Das Vereins-Prinzip fand viele Nachahmer. Ein Paradebeispiel ist die türkisch-islamische Union ATIP, eine Dachorganisation für österreichweit 63 Vereine. Die Imame – rund ein Drittel der Vorbeter – sind privilegierte Beamte. Sie unterstehen dem Präsidium für Religionsangelegenheiten in der Türkei, predigen aber in heimischen Gebetshäusern. Sie brauchen nicht einmal die sonst obligate Erlaubnis der Glaubensgemeinschaft. „Es geht bei vielen nicht nur um Religion, sondern um Politik und Nationalismus“, kritisiert Amer Albayati von der Initiative Liberaler Muslime Österreich.

Integrationsmotor

Hierzulande sind Bildungsmöglichkeiten für Vorbeter rar. Der Integrationsfonds bietet Deutschkurse an, die Uni Wien eine Fortbildung. Am großen Wurf arbeitet das Integrationsstaatssekretariat im „Dialogforum Islam“. Nicht ganz ohne Eigennutz, denn die in ihrer Community geschätzten Imame
könnten ein Motor für die Integration sein. Im Staatssekretariat war man zu den Plänen aber schweigsam.

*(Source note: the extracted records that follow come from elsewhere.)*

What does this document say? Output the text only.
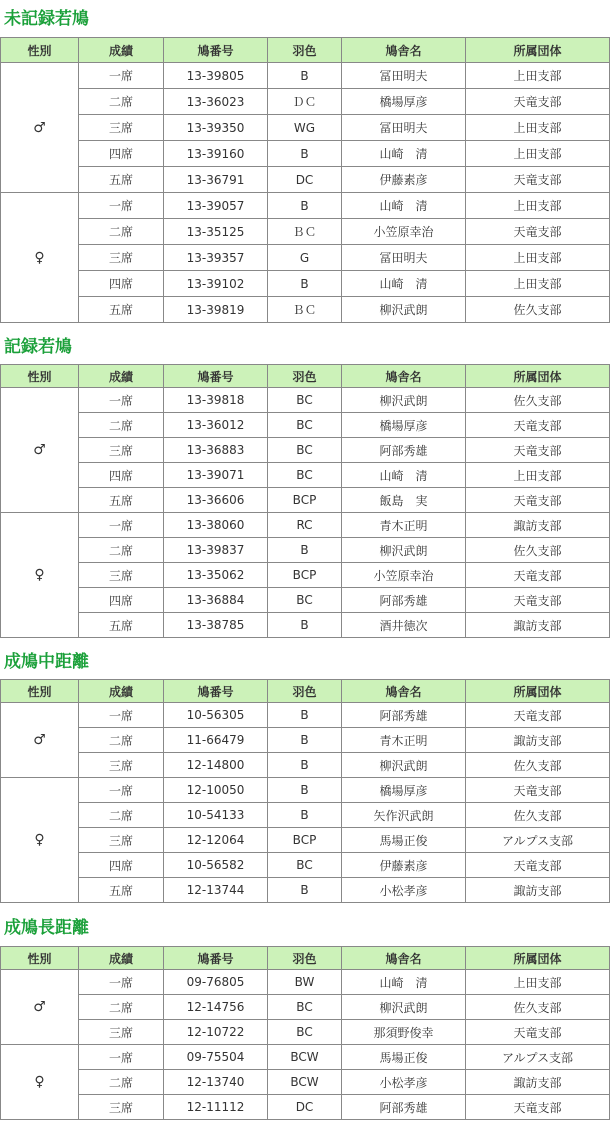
未記録若鳩
性別	成績	鳩番号	羽色	鳩舎名	所属団体
♂	一席	13-39805	B	冨田明夫	上田支部
	二席	13-36023	ＤＣ	橋場厚彦	天竜支部
	三席	13-39350	WG	冨田明夫	上田支部
	四席	13-39160	B	山崎　清	上田支部
	五席	13-36791	DC	伊藤素彦	天竜支部
♀	一席	13-39057	B	山崎　清	上田支部
	二席	13-35125	ＢＣ	小笠原幸治	天竜支部
	三席	13-39357	G	冨田明夫	上田支部
	四席	13-39102	B	山崎　清	上田支部
	五席	13-39819	ＢＣ	柳沢武朗	佐久支部
記録若鳩
性別	成績	鳩番号	羽色	鳩舎名	所属団体
♂	一席	13-39818	BC	柳沢武朗	佐久支部
	二席	13-36012	BC	橋場厚彦	天竜支部
	三席	13-36883	BC	阿部秀雄	天竜支部
	四席	13-39071	BC	山崎　清	上田支部
	五席	13-36606	BCP	飯島　実	天竜支部
♀	一席	13-38060	RC	青木正明	諏訪支部
	二席	13-39837	B	柳沢武朗	佐久支部
	三席	13-35062	BCP	小笠原幸治	天竜支部
	四席	13-36884	BC	阿部秀雄	天竜支部
	五席	13-38785	B	酒井徳次	諏訪支部
成鳩中距離
性別	成績	鳩番号	羽色	鳩舎名	所属団体
♂	一席	10-56305	B	阿部秀雄	天竜支部
	二席	11-66479	B	青木正明	諏訪支部
	三席	12-14800	B	柳沢武朗	佐久支部
♀	一席	12-10050	B	橋場厚彦	天竜支部
	二席	10-54133	B	矢作沢武朗	佐久支部
	三席	12-12064	BCP	馬場正俊	アルプス支部
	四席	10-56582	BC	伊藤素彦	天竜支部
	五席	12-13744	B	小松孝彦	諏訪支部
成鳩長距離
性別	成績	鳩番号	羽色	鳩舎名	所属団体
♂	一席	09-76805	BW	山崎　清	上田支部
	二席	12-14756	BC	柳沢武朗	佐久支部
	三席	12-10722	BC	那須野俊幸	天竜支部
♀	一席	09-75504	BCW	馬場正俊	アルプス支部
	二席	12-13740	BCW	小松孝彦	諏訪支部
	三席	12-11112	DC	阿部秀雄	天竜支部
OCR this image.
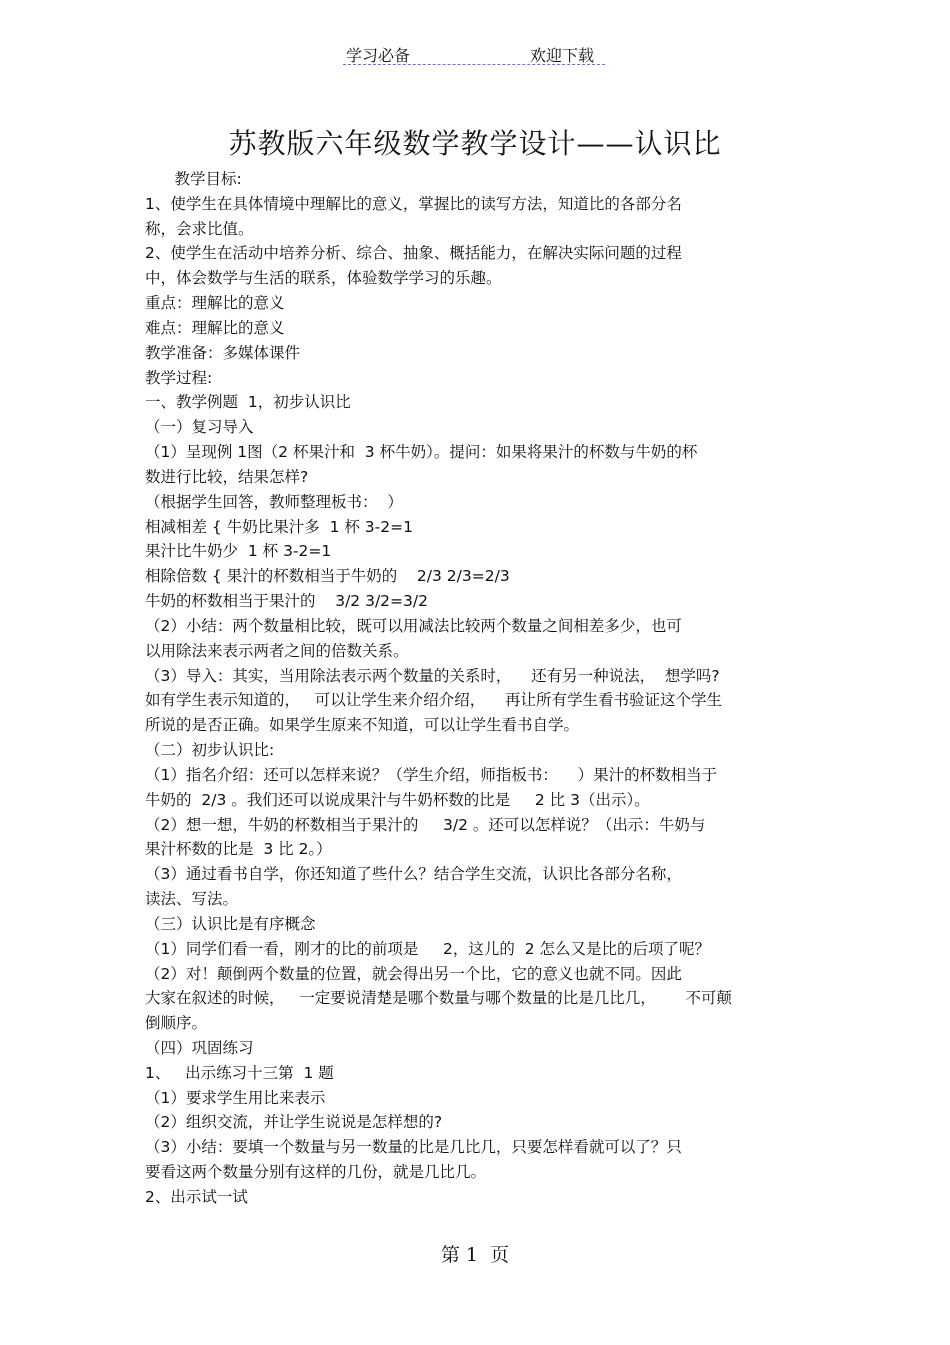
学习必备	欢迎下载
苏教版六年级数学教学设计——认识比
教学目标:
1、使学生在具体情境中理解比的意义，掌握比的读写方法，知道比的各部分名
称，会求比值。
2、使学生在活动中培养分析、综合、抽象、概括能力，在解决实际问题的过程
中，体会数学与生活的联系，体验数学学习的乐趣。
重点：理解比的意义
难点：理解比的意义
教学准备：多媒体课件
教学过程:
一、教学例题  1，初步认识比
（一）复习导入
（1）呈现例 1图（2 杯果汁和  3 杯牛奶）。提问：如果将果汁的杯数与牛奶的杯
数进行比较，结果怎样?
（根据学生回答，教师整理板书：  ）
相减相差 { 牛奶比果汁多  1 杯 3-2=1
果汁比牛奶少  1 杯 3-2=1
相除倍数 { 果汁的杯数相当于牛奶的    2/3 2/3=2/3
牛奶的杯数相当于果汁的    3/2 3/2=3/2
（2）小结：两个数量相比较，既可以用减法比较两个数量之间相差多少，也可
以用除法来表示两者之间的倍数关系。
（3）导入：其实，当用除法表示两个数量的关系时，    还有另一种说法，  想学吗?
如有学生表示知道的，   可以让学生来介绍介绍，    再让所有学生看书验证这个学生
所说的是否正确。如果学生原来不知道，可以让学生看书自学。
（二）初步认识比:
（1）指名介绍：还可以怎样来说？（学生介绍，师指板书：    ）果汁的杯数相当于
牛奶的  2/3 。我们还可以说成果汁与牛奶杯数的比是     2 比 3（出示）。
（2）想一想，牛奶的杯数相当于果汁的     3/2 。还可以怎样说？（出示：牛奶与
果汁杯数的比是  3 比 2。）
（3）通过看书自学，你还知道了些什么？结合学生交流，认识比各部分名称，
读法、写法。
（三）认识比是有序概念
（1）同学们看一看，刚才的比的前项是     2，这儿的  2 怎么又是比的后项了呢？
（2）对！颠倒两个数量的位置，就会得出另一个比，它的意义也就不同。因此
大家在叙述的时候，   一定要说清楚是哪个数量与哪个数量的比是几比几，      不可颠
倒顺序。
（四）巩固练习
1、   出示练习十三第  1 题
（1）要求学生用比来表示
（2）组织交流，并让学生说说是怎样想的?
（3）小结：要填一个数量与另一数量的比是几比几，只要怎样看就可以了？只
要看这两个数量分别有这样的几份，就是几比几。
2、出示试一试
第 1  页
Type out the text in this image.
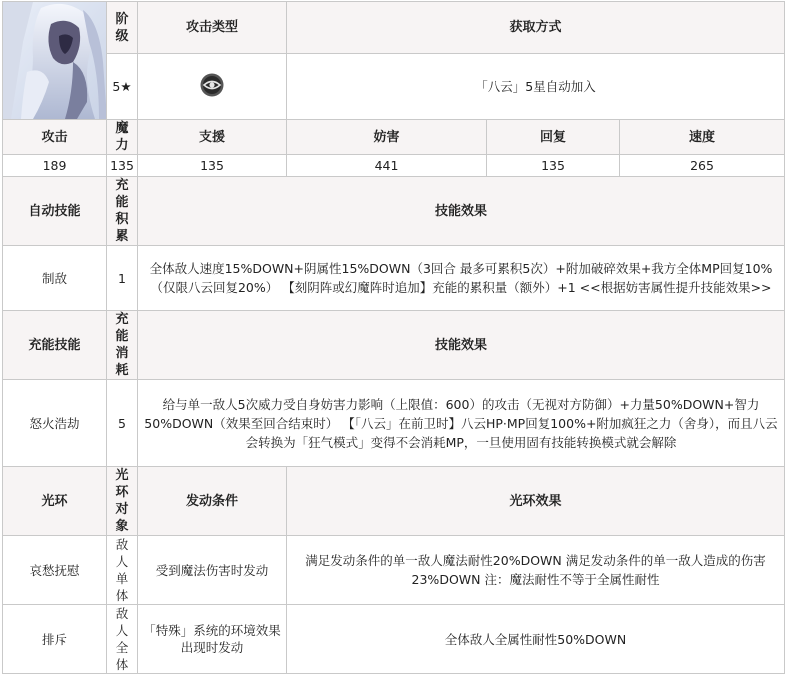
	阶级	攻击类型	获取方式		
	5★		「八云」5星自动加入		
攻击	魔力	支援	妨害	回复	速度
189	135	135	441	135	265
自动技能	充能积累	技能效果			
制敌	1	全体敌人速度15%DOWN+阴属性15%DOWN（3回合 最多可累积5次）+附加破碎效果+我方全体MP回复10%（仅限八云回复20%） 【刻阴阵或幻魔阵时追加】充能的累积量（额外）+1 <<根据妨害属性提升技能效果>>			
充能技能	充能消耗	技能效果			
怒火浩劫	5	给与单一敌人5次威力受自身妨害力影响（上限值：600）的攻击（无视对方防御）+力量50%DOWN+智力50%DOWN（效果至回合结束时） 【「八云」在前卫时】八云HP·MP回复100%+附加疯狂之力（舍身），而且八云会转换为「狂气模式」变得不会消耗MP，一旦使用固有技能转换模式就会解除			
光环	光环对象	发动条件	光环效果		
哀愁抚慰	敌人单体	受到魔法伤害时发动	满足发动条件的单一敌人魔法耐性20%DOWN 满足发动条件的单一敌人造成的伤害23%DOWN 注：魔法耐性不等于全属性耐性		
排斥	敌人全体	「特殊」系统的环境效果出现时发动	全体敌人全属性耐性50%DOWN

Ein eigenes Institut könnte ein Forum für die längst fälligen innerislamischen Diskussionen bieten. Aslan: „Wir könnten die Theologie aus dem europäischen Kontext heraus entwickeln.“ Am Ende des Weges könnte eine österreichische Prägung des Islam stehen.
Sejdini bereitet bereits seine nächste Predigt vor. „Für mich“, sagt er, „gehört es dazu, den Islam im österreichischen Kontext zu predigen.“

KURIER: Glauben Sie wirklich, dass ein Uni-Institut für Imam-Studien den Islam reformiert?

Ednan Aslan: Wir könnten die Theologie aus einem europäischen Kontext, aus einer Mündigkeit heraus entwickeln. Derzeit stammen die Prediger aus ihren jeweiligen Ländern und dort haben sie ihre Berechtigung. Aber gestatten Sie: Österreich und Ägypten sind nicht vergleichbar. Mit ihrem Wissen können sie hier wenig anfangen. Die Imame sollten sich zu unseren Werten bekennen.

Der Islamischen Glaubensgemeinschaft fehlt es an Durchsetzungskraft.

Sie müsste eine entscheidende Rolle übernehmen, Impulse setzen, die Imame-Ausbildung gestalten.

Was braucht es?

Etwa einen Kriterienkatalog für Moscheen oder Imame. Wer muss was können? Wer darf eine Moschee gründen? Wir brauchen eine Neugestaltung der Moscheen. Die Glaubensgemeinschaft muss den Druck der Verbände brechen.

Wo bedarf es noch Reformen?

Überall. Wir brauchen keine neue Religion. Wir müssen aber reflektieren, kritisch hinterfragen. So wie es jetzt ist, produziert der Islam viel zu viele Widersprüche.

Steht am Ende des Weges wirklich ein Austro-Islam?

Das ist eine große Herausforderung, der sich alle Muslime stellen müssen. Das muss Schritt für Schritt passieren. Zuerst die Infrastruktur, die Ausbildung.